Layla Claire
- Statut :
- Né-sorcier
- Naissance :
- 15 mars 1984
- Nationalité :
- Anglaise
- Résidence :
- Londres, Angleterre
- Fonction :
- Directrice de Serdaigle, Poudlard
- Baguette :
- 34,6 cm en bois de cerisier et plume de phénix
Layla
Layla a la posture d'une grande dame, le port de tête haut, les doigts sertis de bagues, notamment la chevalière de sa famille de naissance, Wilkerson. Ses cheveux naturellement blonds se sont éclaircis avec le temps et cela ne l'a pas dérangé, trouvant la beauté dans la vieillesse. Les rides ont commencé à se creuser, même si les crèmes magiques ont des propriétés fantastiques. Mais il y a de l'autorité dans la sagesse due au temps, et Layla le sait très bien. Toujours habillée avec soin, au besoin de prestance elle n'hésite pas à sortir avec une canne, sur laquelle se grandir (et potentiellement écraser des orteils, par accident bien sûr). Son regard de glace sait mettre mal à l'aise quand elle le souhaite.
D'un naturel sournois, elle n'hésitera pas à utiliser tous les moyens pour protéger ses proches ou tout ce qui lui tient à cœur. Une main de fer dans un gant de fer. Ses piques savent être empoisonnées. Mais elle n'est pas une femme qui apprécie l'injustice ; pour autant, elle respecte les valeurs, et n'est pas dénuée d'empathie, il faut juste être capable de la lire. Les mots sont des armes à manier efficacement.
Histoire
Née en mars 1984 au sein d'une famille bourgeoise sorcière, Wilkerson, elle grandit dans un monde de code, d'étiquettes, de regards qui veulent tout dire, de contes sur ses affreux né-moldus qui veulent jouer les grands. La jeune fille se fond dans ce décor sans souci. Elle entre à Poudlard en 1995, et comme le reste de sa fratrie sera répartie à Serpentard. La vie se déroule, et elle apprécie la rigueur des potions, ce qui la poussera à rentrer en filière sciences. Elle passera ses ASPICs avec une moyenne de O et intégrera l'IMSM.

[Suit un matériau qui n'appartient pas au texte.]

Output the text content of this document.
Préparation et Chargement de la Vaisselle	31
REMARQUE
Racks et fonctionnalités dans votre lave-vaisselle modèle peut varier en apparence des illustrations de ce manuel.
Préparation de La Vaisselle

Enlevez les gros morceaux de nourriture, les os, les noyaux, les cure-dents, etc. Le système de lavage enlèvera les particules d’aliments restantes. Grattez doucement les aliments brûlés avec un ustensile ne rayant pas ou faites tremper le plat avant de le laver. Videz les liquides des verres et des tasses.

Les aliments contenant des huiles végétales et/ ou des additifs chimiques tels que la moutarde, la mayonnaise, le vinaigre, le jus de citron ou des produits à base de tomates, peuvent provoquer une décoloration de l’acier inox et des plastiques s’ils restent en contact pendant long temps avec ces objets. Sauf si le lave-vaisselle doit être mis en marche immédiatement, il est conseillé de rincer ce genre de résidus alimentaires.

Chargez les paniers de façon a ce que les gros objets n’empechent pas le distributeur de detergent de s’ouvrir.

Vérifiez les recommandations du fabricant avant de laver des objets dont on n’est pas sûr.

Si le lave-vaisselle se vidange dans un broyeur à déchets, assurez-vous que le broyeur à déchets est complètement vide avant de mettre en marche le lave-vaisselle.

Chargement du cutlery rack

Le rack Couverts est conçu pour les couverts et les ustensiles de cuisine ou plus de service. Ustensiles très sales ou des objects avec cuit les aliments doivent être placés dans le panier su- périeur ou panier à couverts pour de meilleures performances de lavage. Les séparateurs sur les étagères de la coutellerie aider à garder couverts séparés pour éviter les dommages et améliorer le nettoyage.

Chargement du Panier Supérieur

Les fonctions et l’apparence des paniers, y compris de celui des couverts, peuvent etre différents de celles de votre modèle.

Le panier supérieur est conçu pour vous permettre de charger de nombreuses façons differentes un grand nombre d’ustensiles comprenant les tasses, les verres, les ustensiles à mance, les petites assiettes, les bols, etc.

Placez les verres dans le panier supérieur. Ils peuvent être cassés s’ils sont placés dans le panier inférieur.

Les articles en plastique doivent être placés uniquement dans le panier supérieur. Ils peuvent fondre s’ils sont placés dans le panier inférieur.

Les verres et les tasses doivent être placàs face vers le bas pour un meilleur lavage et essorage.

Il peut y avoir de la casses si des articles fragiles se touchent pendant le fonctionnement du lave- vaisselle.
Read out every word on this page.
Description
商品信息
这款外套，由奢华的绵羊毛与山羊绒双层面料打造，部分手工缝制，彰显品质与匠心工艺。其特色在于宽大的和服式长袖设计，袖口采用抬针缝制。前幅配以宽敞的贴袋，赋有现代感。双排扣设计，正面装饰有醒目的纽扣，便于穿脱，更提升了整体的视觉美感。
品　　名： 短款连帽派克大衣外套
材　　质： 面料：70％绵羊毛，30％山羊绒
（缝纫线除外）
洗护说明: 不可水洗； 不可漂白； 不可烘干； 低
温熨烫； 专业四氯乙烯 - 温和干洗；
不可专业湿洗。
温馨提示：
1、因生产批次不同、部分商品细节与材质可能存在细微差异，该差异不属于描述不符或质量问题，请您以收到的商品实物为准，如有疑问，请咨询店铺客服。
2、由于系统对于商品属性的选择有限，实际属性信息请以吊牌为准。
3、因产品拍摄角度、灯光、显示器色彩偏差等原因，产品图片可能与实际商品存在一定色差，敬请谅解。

C'est à cette période que ses parents lui apprennent qu'un mariage avec Eliot Claire serait bénéfique à la famille. Le garçon a fini ses études à l'ISDM et entame une carrière d'avocat. Deux ans son aîné, de la même maison, il ne lui est pas inconnu. On lui donne les deux ans de ses études pour qu'il la courtise et qu'elle fasse un choix. C'est ainsi qu'une fois le diplôme en poche, la jeune femme décrète qu'il fera l'affaire et l'épouse, dans un mariage où l'amour a pris plusieurs années à se former, de hauts et de bas.
Elle travaillera de nombreuses années au service de pédiatromagie de Sainte-Mangouste, où elle fera sa carrière. Du côté de sa vie personnelle, les enfants se font attendre à son désespoir. En 2015, une fille vient enfin, Cora. Aimer, c'est éduquer. Ainsi voit-elle les choses. Mais la fougueuse Cora a hérité du caractère têtu de sa mère, celui qui n'accepte pas le non, à la différence qu'elle refuse tous les codes sociaux que sa classe demande. Quand, après ses ASPICs, Cora s'enfuit de la maison, promettant de ne jamais remettre les pieds, Layla découvre pour la première fois le trou béant que laisse l'absence, sans jamais le montrer, si ce n'est en serrant plus fort Eliot avant de dormir, qui lui rend d'ailleurs bien.
Quand la fille tant attendue revient un an plus tard enceinte d'un moldu, le couple décide de la réaccueillir dans le foyer et de l'aider à traverser cette épreuve, à la désapprobation générale de leurs proches. Qu'à ne cela tienne, cela veut juste dire qu'ils n'avaient le sens du sang et de la famille que quand c'était simple de l'avoir. Layla prend sa retraite pour pouvoir s'occuper à plein temps de sa petite fille, Noémie, Cora n'étant pas une mère responsable, et vivant encore chez eux.
Elle éduquera cette petite avec cet amour strict qui est le seul qu'elle connaisse vraiment, mais cette fois, bonheur, elle y est réceptive. Sang-mêlée, elle ne semble pas bien différente des enfants né-sorciers. Peut-être que ce n'est pas une histoire de sang au final ? C'est ainsi qu'elle remet en cause tous les idéaux qu'on lui avait inculqués jusque-là.